The former Florida governor and former Yankee are hoping that Scaramucci — known as “The Mooch” in hedge fund circles — will help them raise cash to purchase the Marlins from the current owner, Manhattanb­ased art dealer Jeffrey Loria.

Next month in Las Vegas, Bush is scheduled to speak at the SALT conference, an annual confab for deep-pocketed hedge fund titans that Scaramucci created — and where he may grease the wheels for dealmaking, insiders said.

Scaramucci, who recently reaped $100 million selling his hedge fund SkyBridge Capital, has no plans to invest in a Marlins deal himself, according to a source.

Earlier this month, Bush and Jeter teamed up to make a $1 billion bid on the Marlins, sources said.
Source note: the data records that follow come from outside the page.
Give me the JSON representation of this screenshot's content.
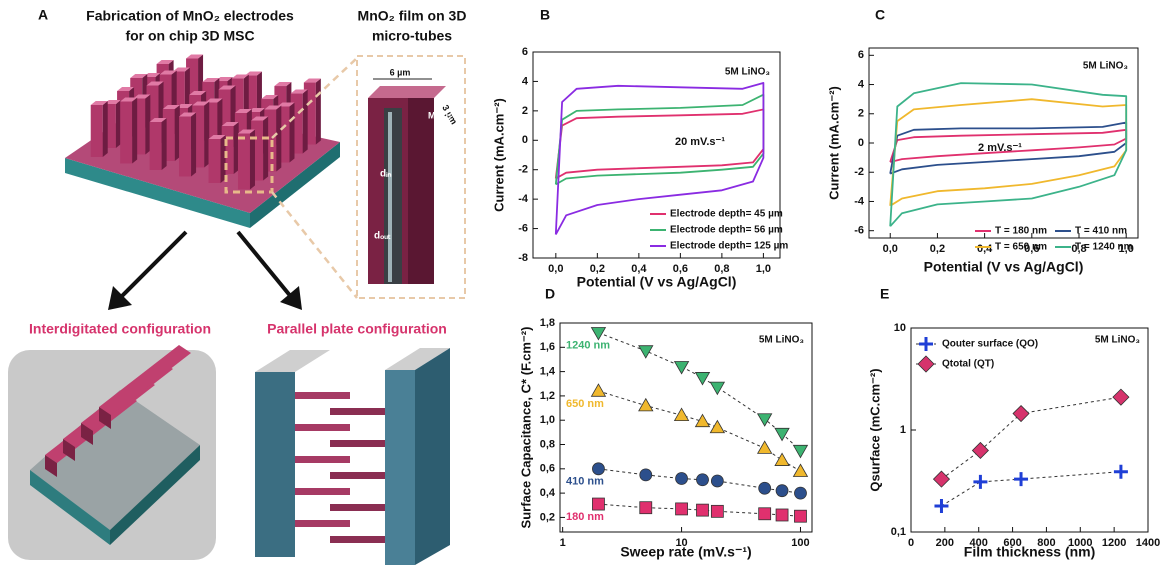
{
  "panel_a": {
    "letter": "A",
    "title": [
      "Fabrication of MnO₂ electrodes",
      "for on chip 3D MSC"
    ],
    "inset_title": [
      "MnO₂ film on 3D",
      "micro-tubes"
    ],
    "inset_labels": [
      "6 µm",
      "3 µm",
      "MnO₂",
      "dᵢₙ",
      "dₒᵤₜ"
    ],
    "config_left": "Interdigitated configuration",
    "config_right": "Parallel plate configuration"
  },
  "chart_data": [
    {
      "type": "line",
      "panel": "B",
      "title": "5M LiNO₃",
      "annotation": "20 mV.s⁻¹",
      "x_label": "Potential (V vs Ag/AgCl)",
      "y_label": "Current (mA.cm⁻²)",
      "xlim": [
        -0.11,
        1.08
      ],
      "ylim": [
        -8,
        6
      ],
      "xticks": [
        {
          "value": 0,
          "label": "0,0"
        },
        {
          "value": 0.2,
          "label": "0,2"
        },
        {
          "value": 0.4,
          "label": "0,4"
        },
        {
          "value": 0.6,
          "label": "0,6"
        },
        {
          "value": 0.8,
          "label": "0,8"
        },
        {
          "value": 1,
          "label": "1,0"
        }
      ],
      "yticks": [
        -8,
        -6,
        -4,
        -2,
        0,
        2,
        4,
        6
      ],
      "series": [
        {
          "name": "Electrode depth= 45 µm",
          "color": "#e0306e",
          "x": [
            0,
            0.05,
            0.2,
            0.4,
            0.6,
            0.8,
            0.95,
            1.0,
            1.0,
            0.9,
            0.6,
            0.3,
            0.1,
            0.03,
            0
          ],
          "y": [
            -2.6,
            -2.2,
            -2.0,
            -1.9,
            -1.8,
            -1.7,
            -1.5,
            -0.6,
            2.1,
            1.8,
            1.7,
            1.6,
            1.5,
            1.0,
            -2.6
          ]
        },
        {
          "name": "Electrode depth= 56 µm",
          "color": "#3cb371",
          "x": [
            0,
            0.05,
            0.2,
            0.4,
            0.6,
            0.8,
            0.95,
            1.0,
            1.0,
            0.9,
            0.6,
            0.3,
            0.1,
            0.03,
            0
          ],
          "y": [
            -3.0,
            -2.6,
            -2.4,
            -2.3,
            -2.2,
            -2.0,
            -1.8,
            -0.9,
            3.1,
            2.4,
            2.2,
            2.1,
            2.0,
            1.4,
            -3.0
          ]
        },
        {
          "name": "Electrode depth= 125 µm",
          "color": "#8a2be2",
          "x": [
            0,
            0.05,
            0.2,
            0.4,
            0.6,
            0.8,
            0.95,
            1.0,
            1.0,
            0.9,
            0.6,
            0.3,
            0.1,
            0.03,
            0
          ],
          "y": [
            -6.4,
            -5.1,
            -4.4,
            -4.0,
            -3.7,
            -3.4,
            -2.8,
            -1.2,
            3.9,
            3.5,
            3.6,
            3.7,
            3.5,
            2.6,
            -6.4
          ]
        }
      ]
    },
    {
      "type": "line",
      "panel": "C",
      "title": "5M LiNO₃",
      "annotation": "2 mV.s⁻¹",
      "x_label": "Potential (V vs Ag/AgCl)",
      "y_label": "Current (mA.cm⁻²)",
      "xlim": [
        -0.09,
        1.05
      ],
      "ylim": [
        -6.5,
        6.5
      ],
      "xticks": [
        {
          "value": 0,
          "label": "0,0"
        },
        {
          "value": 0.2,
          "label": "0,2"
        },
        {
          "value": 0.4,
          "label": "0,4"
        },
        {
          "value": 0.6,
          "label": "0,6"
        },
        {
          "value": 0.8,
          "label": "0,8"
        },
        {
          "value": 1,
          "label": "1,0"
        }
      ],
      "yticks": [
        -6,
        -4,
        -2,
        0,
        2,
        4,
        6
      ],
      "series": [
        {
          "name": "T = 180 nm",
          "color": "#e0306e",
          "x": [
            0,
            0.05,
            0.2,
            0.4,
            0.6,
            0.8,
            0.95,
            1.0,
            1.0,
            0.9,
            0.6,
            0.3,
            0.1,
            0.03,
            0
          ],
          "y": [
            -1.3,
            -1.1,
            -0.9,
            -0.7,
            -0.5,
            -0.3,
            -0.1,
            0.3,
            0.9,
            0.7,
            0.6,
            0.5,
            0.4,
            0.2,
            -1.3
          ]
        },
        {
          "name": "T = 410 nm",
          "color": "#2c4f8c",
          "x": [
            0,
            0.05,
            0.2,
            0.4,
            0.6,
            0.8,
            0.95,
            1.0,
            1.0,
            0.9,
            0.6,
            0.3,
            0.1,
            0.03,
            0
          ],
          "y": [
            -2.1,
            -1.8,
            -1.5,
            -1.3,
            -1.1,
            -0.9,
            -0.6,
            0.0,
            1.4,
            1.1,
            1.0,
            1.0,
            0.9,
            0.5,
            -2.1
          ]
        },
        {
          "name": "T = 650 nm",
          "color": "#f0b82d",
          "x": [
            0,
            0.05,
            0.2,
            0.4,
            0.6,
            0.8,
            0.95,
            1.0,
            1.0,
            0.9,
            0.6,
            0.3,
            0.1,
            0.03,
            0
          ],
          "y": [
            -4.3,
            -3.8,
            -3.3,
            -3.1,
            -2.8,
            -2.2,
            -1.6,
            -0.5,
            2.6,
            2.5,
            3.0,
            2.6,
            2.3,
            1.5,
            -4.3
          ]
        },
        {
          "name": "T = 1240 nm",
          "color": "#3cb38a",
          "x": [
            0,
            0.05,
            0.2,
            0.4,
            0.6,
            0.8,
            0.95,
            1.0,
            1.0,
            0.9,
            0.6,
            0.3,
            0.1,
            0.03,
            0
          ],
          "y": [
            -5.7,
            -4.8,
            -4.2,
            -4.0,
            -3.8,
            -3.0,
            -2.2,
            -0.5,
            3.2,
            3.3,
            4.0,
            4.1,
            3.4,
            2.5,
            -5.7
          ]
        }
      ]
    },
    {
      "type": "scatter",
      "panel": "D",
      "title": "5M LiNO₃",
      "x_label": "Sweep rate (mV.s⁻¹)",
      "y_label": "Surface Capacitance, C* (F.cm⁻²)",
      "x_log": true,
      "xlim": [
        0.95,
        125
      ],
      "ylim": [
        0.08,
        1.8
      ],
      "xticks": [
        1,
        10,
        100
      ],
      "yticks": [
        {
          "value": 0.2,
          "label": "0,2"
        },
        {
          "value": 0.4,
          "label": "0,4"
        },
        {
          "value": 0.6,
          "label": "0,6"
        },
        {
          "value": 0.8,
          "label": "0,8"
        },
        {
          "value": 1,
          "label": "1,0"
        },
        {
          "value": 1.2,
          "label": "1,2"
        },
        {
          "value": 1.4,
          "label": "1,4"
        },
        {
          "value": 1.6,
          "label": "1,6"
        },
        {
          "value": 1.8,
          "label": "1,8"
        }
      ],
      "x": [
        2,
        5,
        10,
        15,
        20,
        50,
        70,
        100
      ],
      "series": [
        {
          "name": "1240 nm",
          "color": "#3cb371",
          "marker": "triangle-down",
          "values": [
            1.72,
            1.57,
            1.44,
            1.35,
            1.27,
            1.01,
            0.89,
            0.75
          ]
        },
        {
          "name": "650 nm",
          "color": "#f0b82d",
          "marker": "triangle-up",
          "values": [
            1.24,
            1.12,
            1.04,
            0.99,
            0.94,
            0.77,
            0.67,
            0.58
          ]
        },
        {
          "name": "410 nm",
          "color": "#2c4f8c",
          "marker": "circle",
          "values": [
            0.6,
            0.55,
            0.52,
            0.51,
            0.5,
            0.44,
            0.42,
            0.4
          ]
        },
        {
          "name": "180 nm",
          "color": "#e0306e",
          "marker": "square",
          "values": [
            0.31,
            0.28,
            0.27,
            0.26,
            0.25,
            0.23,
            0.22,
            0.21
          ]
        }
      ]
    },
    {
      "type": "scatter",
      "panel": "E",
      "title": "5M LiNO₃",
      "x_label": "Film thickness (nm)",
      "y_label": "Qsurface (mC.cm⁻²)",
      "y_log": true,
      "xlim": [
        0,
        1400
      ],
      "ylim": [
        0.1,
        10
      ],
      "xticks": [
        0,
        200,
        400,
        600,
        800,
        1000,
        1200,
        1400
      ],
      "yticks": [
        {
          "value": 0.1,
          "label": "0,1"
        },
        1,
        10
      ],
      "x": [
        180,
        410,
        650,
        1240
      ],
      "series": [
        {
          "name": "Qouter surface (QO)",
          "color": "#1f3fd6",
          "marker": "plus",
          "values": [
            0.18,
            0.31,
            0.33,
            0.39
          ]
        },
        {
          "name": "Qtotal (QT)",
          "color": "#d6336c",
          "marker": "diamond",
          "values": [
            0.33,
            0.63,
            1.45,
            2.1
          ]
        }
      ]
    }
  ]
}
Major League Baseball Commission­er Rob Manfred said Thursday that two groups remained in the running to purchase the club.

Bush and Jeter have expressed confidence privately that they will be able to secure the necessary financing, although a source said the two men were exasperate­d by reports this week that they had reached an agreement in principle to buy the team for $1.3 billion — reports they say are inaccurate.

Bush and Jeter, who don’t have an exclusive deal to buy the Marlins, suspect the team has been spreading misinforma­tion including the terms of the bid, the source said.

The source added that Bush and Jeter may decide, after conducting due diligence that has only just begun, that they do not even want to buy the moneylosin­g team.

“These are not guys who can afford a vanity acquisitio­n,” the source said. “My guess is they will back out.”

A Scaramucci spokesman did not return calls.

Scaramucci worked on Bush’s ill-fated presidenti­al campaign last year.

When it fizzled, Scaramucci pivoted to Trump. Neverthele­ss, Scaramucci and Bush remain on excellent terms and were recently spotted dining together at Rao’s, the power broker’s paradise in Harlem.

The 52-year-old Scaramucci founded the global investment firm SkyBridge Capital in 2005. He sold it earlier this year to make himself eligible for a role in President Trump’s administra­tion.

In the baseball world, Scaramucci earned fame last year when he teamed with two other people to buy Mike Piazza’s “9/11 jersey” — the Mets jersey he wore on Sept. 21, 2001. That day, Piazza hit a game-winning homer in the first New York City baseball game immediatel­y after the terrorist attacks — from an anonymous seller for $365,000.